Harris Farm's 25-year-old in-store integrated retailing system was "creaking at the joints", it said this week, prompting the grocery chain to modernise, moving to a newer Microsoft platform to manage its whole supply chain.
Harris Farm CIO Mark Hudson
(Credit: Mark Hudson)
The chain had 10 more stores than the old system could handle, according to Harris Farm CIO Mark Hudson. IBM, NCR and electronic scale manufacturer Toledo had worked together between 1981 and 1983 on a system that could connect a cash register to a scale. The code developed for that AS/400 mainframe-based system was the code the firm was largely running on now, according to Hudson. "It was 10 years ahead of its time," he said.
The problem was that the stores started carrying more and more food outside its normal fresh fruit and vegetables, increasing the number of product lines to 5000 or 6000. There were also problems because the purchasing was being carried out in a very ad-hoc manner: either suppliers would arrive at the store and notice that their goods were out of stock so they would deliver some, or managers would call or SMS. There was any number of mistakes which could occur, according to Hudson, such as double ordering.
Harris Farm put out a request for proposals, and decided in the end to go with Microsoft's Dynamic NAV platform, which was being offered by Microsoft partner Hands-on Systems. Hudson said Hands-on Systems had experience with Macro Whole Foods (since bought by Woolworths) on its resume — a company considered to be very similar to Harris Farm. Harris Farm also liked the fact that Hands-on Systems was offering Microsoft, which gave the company the feeling that it would bend over backwards for it.
The new system will handle Harris Farm's whole process, from stocktake, merchandising and sales to warehousing and supply chain, Hudson said — giving the company full stock control. Business intelligence at the desktop would give the company a view over purchase and sale prices as well as orders. In-store staff would be able to interact with the system via handheld Windows Mobile devices, three to four for each of the 22 stores. Purchase orders would be received electronically at the warehouse.
Hudson has three of his five IT staff working on the project as well as two contractors and 10 to 11 workers from Hands-on Systems.
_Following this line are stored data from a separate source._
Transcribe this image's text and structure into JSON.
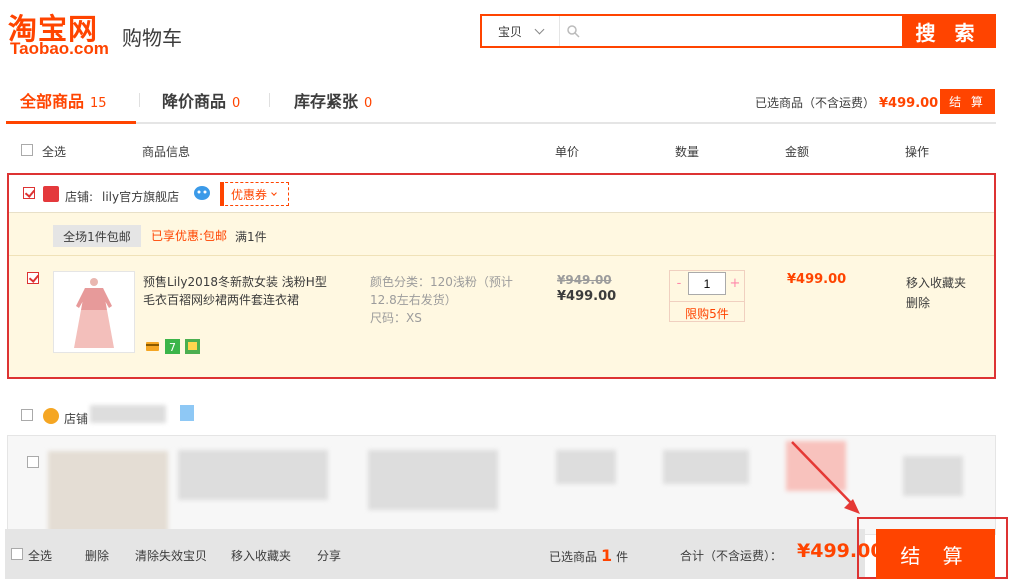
{
  "header": {
    "logo_cn": "淘宝网",
    "logo_en": "Taobao.com",
    "page_title": "购物车"
  },
  "search": {
    "scope": "宝贝",
    "placeholder": "",
    "button": "搜 索"
  },
  "tabs": [
    {
      "label": "全部商品",
      "count": "15"
    },
    {
      "label": "降价商品",
      "count": "0"
    },
    {
      "label": "库存紧张",
      "count": "0"
    }
  ],
  "summary_top": {
    "label": "已选商品（不含运费）",
    "amount": "¥499.00",
    "button": "结 算"
  },
  "columns": {
    "select_all": "全选",
    "info": "商品信息",
    "price": "单价",
    "qty": "数量",
    "amount": "金额",
    "ops": "操作"
  },
  "shop1": {
    "label": "店铺:",
    "name": "lily官方旗舰店",
    "coupon": "优惠券",
    "promo_tag": "全场1件包邮",
    "promo_enjoyed": "已享优惠:包邮",
    "promo_cond": "满1件"
  },
  "item1": {
    "title": "预售Lily2018冬新款女装 浅粉H型毛衣百褶网纱裙两件套连衣裙",
    "sku_color": "颜色分类：120浅粉（预计12.8左右发货）",
    "sku_size": "尺码：XS",
    "price_old": "¥949.00",
    "price_new": "¥499.00",
    "qty_minus": "-",
    "qty": "1",
    "qty_plus": "+",
    "qty_limit": "限购5件",
    "amount": "¥499.00",
    "fav": "移入收藏夹",
    "delete": "删除"
  },
  "shop2": {
    "label": "店铺"
  },
  "footer": {
    "select_all": "全选",
    "delete": "删除",
    "clear_invalid": "清除失效宝贝",
    "move_fav": "移入收藏夹",
    "share": "分享",
    "selected_label": "已选商品",
    "selected_count": "1",
    "selected_unit": "件",
    "total_label": "合计（不含运费）：",
    "total": "¥499.00",
    "checkout": "结 算"
  },
  "colors": {
    "accent": "#ff4400",
    "highlight_border": "#dd3333",
    "item_bg": "#fff8e1"
  }
}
The system and integration deal has cost the company $900,000 and he expected to spend at least that again on his side, bringing the cost of the implementation to around $2 million. Hudson believed the company would achieve return on investment in two years.
As yet, Hudson has only implemented the financials portion of the system, but is already seeing some benefits. Staff — instead of entering information manually into the AS/400 platform as well as into MYOB — now only have to enter the information into the old system, which has been integrated with the new financials. This has meant less mistakes made because of illegible or ignored notations.
The next step is to implement the purchase order part of the system, which will bring the most benefits. It will start with a pilot in the next few weeks, followed by implementing the system for the warehouse products in October, then that for fresh products and in store integration, which are both scheduled to start in November.